Trump Thinks Nikki Haley Betrayed Him By Saying His Accusers Deserve To Be Heard — REPORT

Over the past two months, dozens of high-profile, powerful men have either resigned or been fired after facing allegations of sexual harassment and/or assault. The reverberations finally reached Washington, D.C., last week with the announced resignations of three congressmen. And this apparently has the president worried about past allegations against him, which may have fueled Trump's reportedly "furious" reaction to U.N. Ambassador Nikki Haley's remark that the president's accusers "should be heard." Trump has denied all the allegations against him. Bustle has reached out to the White House for comment.

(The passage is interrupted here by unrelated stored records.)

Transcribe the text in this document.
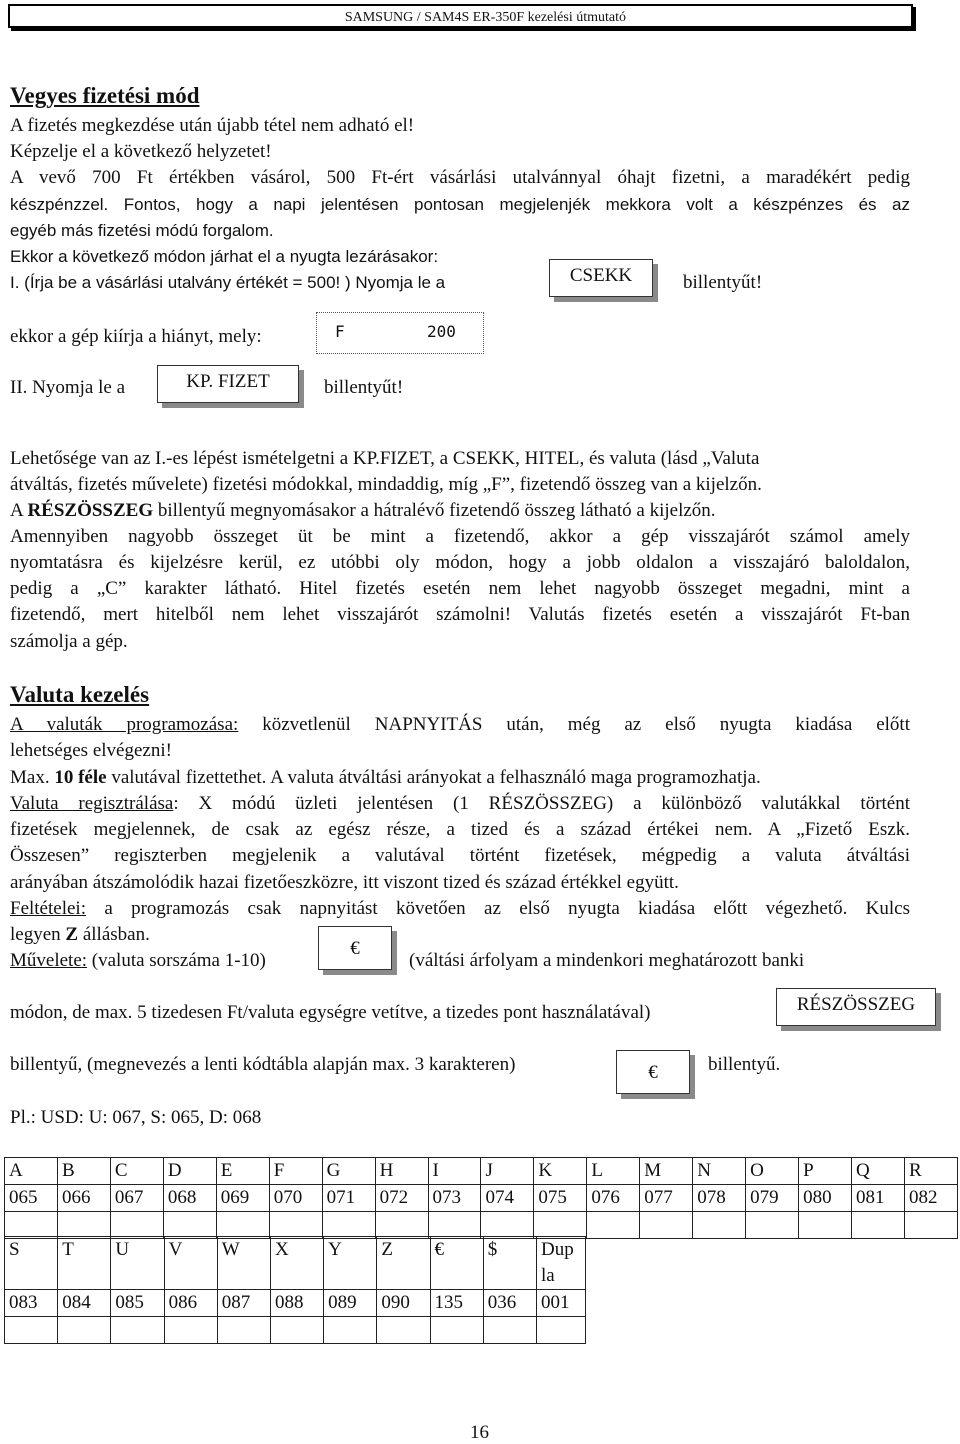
SAMSUNG / SAM4S ER-350F kezelési útmutató
Vegyes fizetési mód
A fizetés megkezdése után újabb tétel nem adható el!
Képzelje el a következő helyzetet!
A vevő 700 Ft értékben vásárol, 500 Ft-ért vásárlási utalvánnyal óhajt fizetni, a maradékért pedig
készpénzzel. Fontos, hogy a napi jelentésen pontosan megjelenjék mekkora volt a készpénzes és az
egyéb más fizetési módú forgalom.
Ekkor a következő módon járhat el a nyugta lezárásakor:
I. (Írja be a vásárlási utalvány értékét = 500! ) Nyomja le a	CSEKK	billentyűt!
ekkor a gép kiírja a hiányt, mely:	F	200
II. Nyomja le a	KP. FIZET	billentyűt!
Lehetősége van az I.-es lépést ismételgetni a KP.FIZET, a CSEKK, HITEL, és valuta (lásd „Valuta
átváltás, fizetés művelete) fizetési módokkal, mindaddig, míg „F”, fizetendő összeg van a kijelzőn.
A RÉSZÖSSZEG billentyű megnyomásakor a hátralévő fizetendő összeg látható a kijelzőn.
Amennyiben nagyobb összeget üt be mint a fizetendő, akkor a gép visszajárót számol amely
nyomtatásra és kijelzésre kerül, ez utóbbi oly módon, hogy a jobb oldalon a visszajáró baloldalon,
pedig a „C” karakter látható. Hitel fizetés esetén nem lehet nagyobb összeget megadni, mint a
fizetendő, mert hitelből nem lehet visszajárót számolni! Valutás fizetés esetén a visszajárót Ft-ban
számolja a gép.
Valuta kezelés
A valuták programozása: közvetlenül NAPNYITÁS után, még az első nyugta kiadása előtt
lehetséges elvégezni!
Max. 10 féle valutával fizettethet. A valuta átváltási arányokat a felhasználó maga programozhatja.
Valuta regisztrálása: X módú üzleti jelentésen (1 RÉSZÖSSZEG) a különböző valutákkal történt
fizetések megjelennek, de csak az egész része, a tized és a század értékei nem. A „Fizető Eszk.
Összesen” regiszterben megjelenik a valutával történt fizetések, mégpedig a valuta átváltási
arányában átszámolódik hazai fizetőeszközre, itt viszont tized és század értékkel együtt.
Feltételei: a programozás csak napnyitást követően az első nyugta kiadása előtt végezhető. Kulcs
legyen Z állásban.
Művelete: (valuta sorszáma 1-10)
€
(váltási árfolyam a mindenkori meghatározott banki
módon, de max. 5 tizedesen Ft/valuta egységre vetítve, a tizedes pont használatával)	RÉSZÖSSZEG
billentyű, (megnevezés a lenti kódtábla alapján max. 3 karakteren)	€	billentyű.
Pl.: USD: U: 067, S: 065, D: 068
A	B	C	D	E	F	G	H	I	J	K	L	M	N	O	P	Q	R
065	066	067	068	069	070	071	072	073	074	075	076	077	078	079	080	081	082

S	T	U	V	W	X	Y	Z	€	$	Dup la
083	084	085	086	087	088	089	090	135	036	001

16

Haley appeared on CBS' Sunday morning news show Face the Nation, and spoke with host John Dickerson on a number of topics. On the issue of sexual harassment and assault allegations making waves in Washington, Haley said she was "incredibly proud of the women who have come forward."

Then Dickerson asked Haley specifically about Trump's accusers. She responded, "Women who accuse anyone should be heard. They should be heard and they should be dealt with." Haley went on to say,

I think we heard from them prior to the election. And I think any woman who has felt violated or felt mistreated in any way, they have every right to speak up.

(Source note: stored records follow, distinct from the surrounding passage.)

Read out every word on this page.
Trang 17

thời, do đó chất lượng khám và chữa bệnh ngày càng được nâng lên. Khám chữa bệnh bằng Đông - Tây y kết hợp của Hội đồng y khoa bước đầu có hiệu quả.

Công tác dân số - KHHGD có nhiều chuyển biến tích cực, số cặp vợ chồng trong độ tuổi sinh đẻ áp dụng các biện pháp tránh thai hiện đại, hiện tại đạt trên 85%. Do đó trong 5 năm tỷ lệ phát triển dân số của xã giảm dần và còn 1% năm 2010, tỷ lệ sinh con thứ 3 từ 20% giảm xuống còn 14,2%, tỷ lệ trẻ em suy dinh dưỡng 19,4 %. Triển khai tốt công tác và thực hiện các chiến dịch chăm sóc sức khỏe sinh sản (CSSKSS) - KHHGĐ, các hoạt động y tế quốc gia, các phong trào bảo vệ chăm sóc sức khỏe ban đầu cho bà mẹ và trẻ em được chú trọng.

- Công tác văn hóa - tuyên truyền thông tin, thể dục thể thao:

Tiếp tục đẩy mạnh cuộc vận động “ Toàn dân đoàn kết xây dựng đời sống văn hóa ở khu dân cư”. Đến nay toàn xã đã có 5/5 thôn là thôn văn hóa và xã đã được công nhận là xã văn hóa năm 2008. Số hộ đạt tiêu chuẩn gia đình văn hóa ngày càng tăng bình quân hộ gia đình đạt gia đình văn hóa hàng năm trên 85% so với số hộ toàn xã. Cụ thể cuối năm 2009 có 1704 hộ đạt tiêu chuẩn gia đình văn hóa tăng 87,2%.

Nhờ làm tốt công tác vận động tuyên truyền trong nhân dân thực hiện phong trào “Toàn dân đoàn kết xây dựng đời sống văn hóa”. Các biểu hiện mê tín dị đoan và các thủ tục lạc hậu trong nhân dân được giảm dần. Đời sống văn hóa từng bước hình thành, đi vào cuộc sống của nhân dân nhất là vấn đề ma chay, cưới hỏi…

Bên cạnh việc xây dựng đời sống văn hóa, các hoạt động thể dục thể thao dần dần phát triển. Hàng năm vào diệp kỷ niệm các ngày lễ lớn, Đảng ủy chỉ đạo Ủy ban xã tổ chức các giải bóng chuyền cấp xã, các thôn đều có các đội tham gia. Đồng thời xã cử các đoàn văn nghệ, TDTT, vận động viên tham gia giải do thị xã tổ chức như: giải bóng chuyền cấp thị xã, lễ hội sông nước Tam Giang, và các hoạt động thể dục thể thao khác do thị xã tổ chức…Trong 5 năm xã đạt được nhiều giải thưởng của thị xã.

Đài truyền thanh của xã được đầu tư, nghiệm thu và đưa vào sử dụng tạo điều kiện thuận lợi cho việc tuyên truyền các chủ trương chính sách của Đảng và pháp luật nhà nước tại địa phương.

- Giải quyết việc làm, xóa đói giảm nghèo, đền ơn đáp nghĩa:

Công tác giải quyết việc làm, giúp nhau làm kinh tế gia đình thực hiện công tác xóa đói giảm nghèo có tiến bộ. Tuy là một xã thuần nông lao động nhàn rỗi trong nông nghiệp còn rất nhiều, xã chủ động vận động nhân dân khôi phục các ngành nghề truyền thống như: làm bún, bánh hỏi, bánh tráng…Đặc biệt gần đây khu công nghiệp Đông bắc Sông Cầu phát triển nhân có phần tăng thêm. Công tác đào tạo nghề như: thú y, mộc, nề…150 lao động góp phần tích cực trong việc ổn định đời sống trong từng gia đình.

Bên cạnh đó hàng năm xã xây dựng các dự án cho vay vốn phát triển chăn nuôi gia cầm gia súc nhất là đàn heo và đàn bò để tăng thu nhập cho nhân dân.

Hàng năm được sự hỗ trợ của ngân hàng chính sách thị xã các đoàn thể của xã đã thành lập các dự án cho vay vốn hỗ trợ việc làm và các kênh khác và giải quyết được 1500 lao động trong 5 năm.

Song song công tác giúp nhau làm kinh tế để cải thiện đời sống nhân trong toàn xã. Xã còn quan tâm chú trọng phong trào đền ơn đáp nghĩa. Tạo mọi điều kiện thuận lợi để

The AP reports the president's advisers were "stunned" at Haley's comments, and that her words supposedly "infuriated" Trump.

The AP cited two people supposedly "familiar" with the situation who spoke on the condition of anonymity. They related that the president has become "increasingly angry" in recent days over the media attention refocusing on past allegations against him. According to the AP, Trump is saying the accusations against him and the situation he finds himself in mirrors that of Alabama Senate candidate Roy Moore.

It's a problem for the president that doesn't look like it's going away anytime soon. On Monday, three of the women who have alleged Trump sexually harassed or assaulted them held a press conference in New York where they asked that Congress investigate the accusations against Trump. Rachel Crooks, Samantha Holvey, and Jessica Leeds each made a statement outlining the details of their accusations against Trump, and ended by demanding the president be treated with the same scrutiny other D.C. pols have come under in recent weeks.

A total of 19 women have leveled allegations of sexual harassment or assault at Trump, all of which the president denies. And though many of the allegations were known before the election, Trump was voted into office prior to the sweeping impact of the #MeToo movement. Crooks, Holvey, and Leeds are hoping this moment will bring a new perspective to their stories.

The issue of how Trump has supposedly interacted with women throughout his career is causing headaches for his staff as well. Press spokeswoman Sarah Huckabee Sanders fielded a litany of questions about the allegations against the president during a White House press briefing on Monday. One journalist asked Sanders specifically about Haley's comments on Face the Nation, and Sanders responded, "The president has said himself he thinks it is a good thing that women are coming forward." She noted Trump also thinks a "mere allegation" should not be enough to wreck a career, and Sanders went on to say, "The president has denied any of these allegations, as have eyewitnesses."

Sanders said she would provide a list of the referenced eyewitnesses who supposedly corroborated the president's version of events as opposed to his accusers. That list has since been provided, and includes one man, Anthony Gilberthorpe, who claims Leeds' story that Trump groped her on an airplane never happened. The Guardian notes that Gilberthorpe has made outrageous claims in the past, including that he procured young boys for Tory MP parties in England. Two former Miss Teen USA contestants are also listed, both of whom say Trump never entered their dressing rooms while they competed in the pageant.

Given Trump's explicit tweet critiques of Sen. Al Franken, he clearly is not against the idea of sexual harassment and/or assault allegations leading to career demise. But the president is reportedly upset at the prospect of allegations against him gaining media attention, which is exactly what happened during Haley's interview on Sunday.